Brian,
On Sun, Oct 25, 2009 at 6:50 PM, Brian Harring ferri...@gmail.com wrote:
The proposal is pretty simple; if code modifies the vdb in any
fashion, it needs to update the mtime on a file named
'.modification_time' in the root of the vdb.
For example-
1) ${PACKAGE_MANAGER} fires ups, builds a pkg. it's now ready to
install it.
2) this step isn't strictly required, but is a zero cost safety
measure- prior to modifying the vdb, it updates the timestamp. The
reason for doing this is to protect against the manager blowing up in
some fashion and now updating the timestamp- there still is a window
if the manager breaks down during merging but it's far reduced.
3) manager does it's thing to the livefs, and to the vdb.
4) once finished, again, updates the timestamp.
This isn't an incredibly complex change.
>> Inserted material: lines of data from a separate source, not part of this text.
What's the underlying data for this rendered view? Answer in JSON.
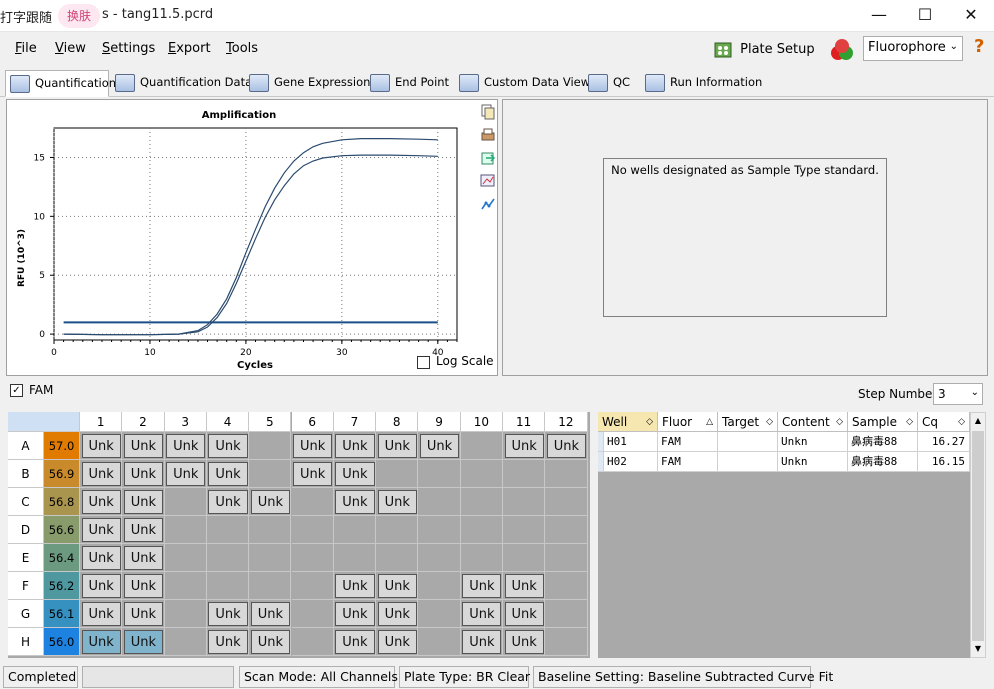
{
  "titlebar": {
    "prefix": "打字跟随",
    "badge": "换肤",
    "title": "s - tang11.5.pcrd",
    "minimize": "—",
    "maximize": "☐",
    "close": "✕"
  },
  "menu": [
    {
      "label": "File",
      "key": "F",
      "rest": "ile"
    },
    {
      "label": "View",
      "key": "V",
      "rest": "iew"
    },
    {
      "label": "Settings",
      "key": "S",
      "rest": "ettings"
    },
    {
      "label": "Export",
      "key": "E",
      "rest": "xport"
    },
    {
      "label": "Tools",
      "key": "T",
      "rest": "ools"
    }
  ],
  "toolbar": {
    "plate_setup": "Plate Setup",
    "fluorophore": "Fluorophore",
    "help": "?"
  },
  "tabs": [
    "Quantification",
    "Quantification Data",
    "Gene Expression",
    "End Point",
    "Custom Data View",
    "QC",
    "Run Information"
  ],
  "chart": {
    "title": "Amplification",
    "xlabel": "Cycles",
    "ylabel": "RFU (10^3)",
    "log_scale_label": "Log Scale"
  },
  "chart_data": {
    "type": "line",
    "title": "Amplification",
    "xlabel": "Cycles",
    "ylabel": "RFU (10^3)",
    "xlim": [
      0,
      42
    ],
    "ylim": [
      -0.5,
      17.5
    ],
    "xticks": [
      0,
      10,
      20,
      30,
      40
    ],
    "yticks": [
      0,
      5,
      10,
      15
    ],
    "grid": true,
    "threshold": 1.0,
    "series": [
      {
        "x": [
          1,
          5,
          10,
          13,
          15,
          16,
          17,
          18,
          19,
          20,
          21,
          22,
          23,
          24,
          25,
          26,
          27,
          28,
          30,
          32,
          35,
          38,
          40
        ],
        "y": [
          0,
          -0.05,
          -0.05,
          0.0,
          0.3,
          0.8,
          1.7,
          3.0,
          4.8,
          6.9,
          8.9,
          10.8,
          12.4,
          13.7,
          14.7,
          15.4,
          15.9,
          16.2,
          16.5,
          16.6,
          16.6,
          16.55,
          16.5
        ]
      },
      {
        "x": [
          1,
          5,
          10,
          13,
          15,
          16,
          17,
          18,
          19,
          20,
          21,
          22,
          23,
          24,
          25,
          26,
          27,
          28,
          30,
          32,
          35,
          38,
          40
        ],
        "y": [
          0,
          -0.05,
          -0.05,
          0.0,
          0.2,
          0.6,
          1.4,
          2.6,
          4.3,
          6.2,
          8.1,
          9.9,
          11.4,
          12.6,
          13.6,
          14.3,
          14.7,
          14.95,
          15.15,
          15.2,
          15.2,
          15.15,
          15.1
        ]
      }
    ]
  },
  "right_panel": {
    "message": "No wells designated as Sample Type standard."
  },
  "fam": {
    "label": "FAM",
    "step_label": "Step Number:",
    "step_value": "3"
  },
  "plate": {
    "columns": [
      "1",
      "2",
      "3",
      "4",
      "5",
      "6",
      "7",
      "8",
      "9",
      "10",
      "11",
      "12"
    ],
    "rows": [
      {
        "label": "A",
        "temp": "57.0",
        "color": "#e07b00",
        "wells": [
          "Unk",
          "Unk",
          "Unk",
          "Unk",
          "",
          "Unk",
          "Unk",
          "Unk",
          "Unk",
          "",
          "Unk",
          "Unk"
        ]
      },
      {
        "label": "B",
        "temp": "56.9",
        "color": "#c88a2a",
        "wells": [
          "Unk",
          "Unk",
          "Unk",
          "Unk",
          "",
          "Unk",
          "Unk",
          "",
          "",
          "",
          "",
          ""
        ]
      },
      {
        "label": "C",
        "temp": "56.8",
        "color": "#a9954e",
        "wells": [
          "Unk",
          "Unk",
          "",
          "Unk",
          "Unk",
          "",
          "Unk",
          "Unk",
          "",
          "",
          "",
          ""
        ]
      },
      {
        "label": "D",
        "temp": "56.6",
        "color": "#889b6a",
        "wells": [
          "Unk",
          "Unk",
          "",
          "",
          "",
          "",
          "",
          "",
          "",
          "",
          "",
          ""
        ]
      },
      {
        "label": "E",
        "temp": "56.4",
        "color": "#6c9a80",
        "wells": [
          "Unk",
          "Unk",
          "",
          "",
          "",
          "",
          "",
          "",
          "",
          "",
          "",
          ""
        ]
      },
      {
        "label": "F",
        "temp": "56.2",
        "color": "#4f98a0",
        "wells": [
          "Unk",
          "Unk",
          "",
          "",
          "",
          "",
          "Unk",
          "Unk",
          "",
          "Unk",
          "Unk",
          ""
        ]
      },
      {
        "label": "G",
        "temp": "56.1",
        "color": "#3690c0",
        "wells": [
          "Unk",
          "Unk",
          "",
          "Unk",
          "Unk",
          "",
          "Unk",
          "Unk",
          "",
          "Unk",
          "Unk",
          ""
        ]
      },
      {
        "label": "H",
        "temp": "56.0",
        "color": "#1e82e0",
        "wells": [
          "Unk",
          "Unk",
          "",
          "Unk",
          "Unk",
          "",
          "Unk",
          "Unk",
          "",
          "Unk",
          "Unk",
          ""
        ]
      }
    ]
  },
  "table": {
    "headers": [
      "Well",
      "Fluor",
      "Target",
      "Content",
      "Sample",
      "Cq"
    ],
    "rows": [
      [
        "H01",
        "FAM",
        "",
        "Unkn",
        "鼻病毒88",
        "16.27"
      ],
      [
        "H02",
        "FAM",
        "",
        "Unkn",
        "鼻病毒88",
        "16.15"
      ]
    ]
  },
  "statusbar": {
    "state": "Completed",
    "scan": "Scan Mode: All Channels",
    "plate_type": "Plate Type: BR Clear",
    "baseline": "Baseline Setting: Baseline Subtracted Curve Fit"
  }
}
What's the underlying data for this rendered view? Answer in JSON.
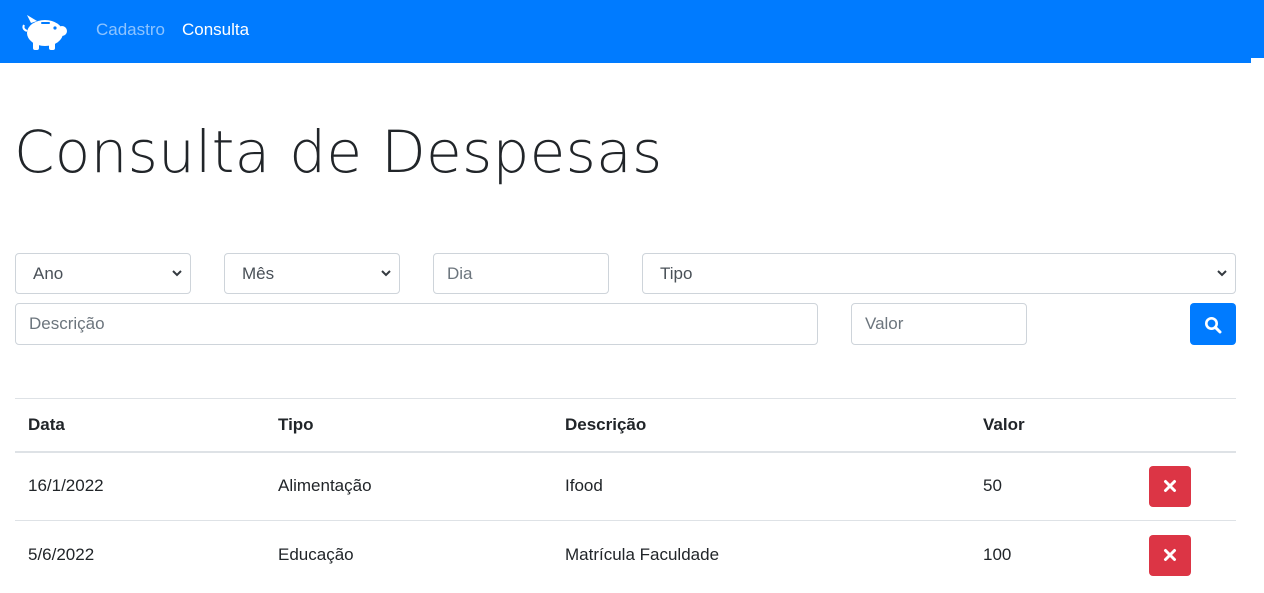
{
  "nav": {
    "brand_icon": "piggy-bank-icon",
    "links": [
      {
        "label": "Cadastro",
        "active": false
      },
      {
        "label": "Consulta",
        "active": true
      }
    ],
    "color": "#007bff"
  },
  "page": {
    "title": "Consulta de Despesas"
  },
  "filters": {
    "ano": {
      "selected": "Ano"
    },
    "mes": {
      "selected": "Mês"
    },
    "dia": {
      "placeholder": "Dia"
    },
    "tipo": {
      "selected": "Tipo"
    },
    "descricao": {
      "placeholder": "Descrição"
    },
    "valor": {
      "placeholder": "Valor"
    },
    "search_icon": "search-icon"
  },
  "table": {
    "headers": [
      "Data",
      "Tipo",
      "Descrição",
      "Valor"
    ],
    "rows": [
      {
        "data": "16/1/2022",
        "tipo": "Alimentação",
        "descricao": "Ifood",
        "valor": "50"
      },
      {
        "data": "5/6/2022",
        "tipo": "Educação",
        "descricao": "Matrícula Faculdade",
        "valor": "100"
      }
    ],
    "delete_icon": "close-icon",
    "delete_color": "#dc3545"
  }
}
What it enables however is
package managers to get serious about optimizing access to the vdb.
For example for the 3 managers:
paludis:
installed-cache currently needs to be manually ran by the user;
specifically, the user is responsible for regenerating this cache if
they use a non paludis manager to modify the VDB. This can be
automated via checking the vdb timestamp against a stored copy of the
the vdb timestamp at the time of the cache generation.
portage:
portage maintains a set of denormalized caches of the vdb- it however
has to do validation of those caches on each access, meaning quite a
few stats. Same thing, can compare timestamp from current vdb to when
it was generated to identify if it is no longer authorative.
pkgcore:
pkgcore maintains a denormalized old style virtuals cache- same thing
w/ portage, it has to do validation (stat'ing) whenever it uses that
cache to ensure the data is accurate. Same thing, can compare
timestamp from current vdb to whenit was generated to identify if it
is no longer authorative.
The existing vdb caching could all be modified to use this timestamp.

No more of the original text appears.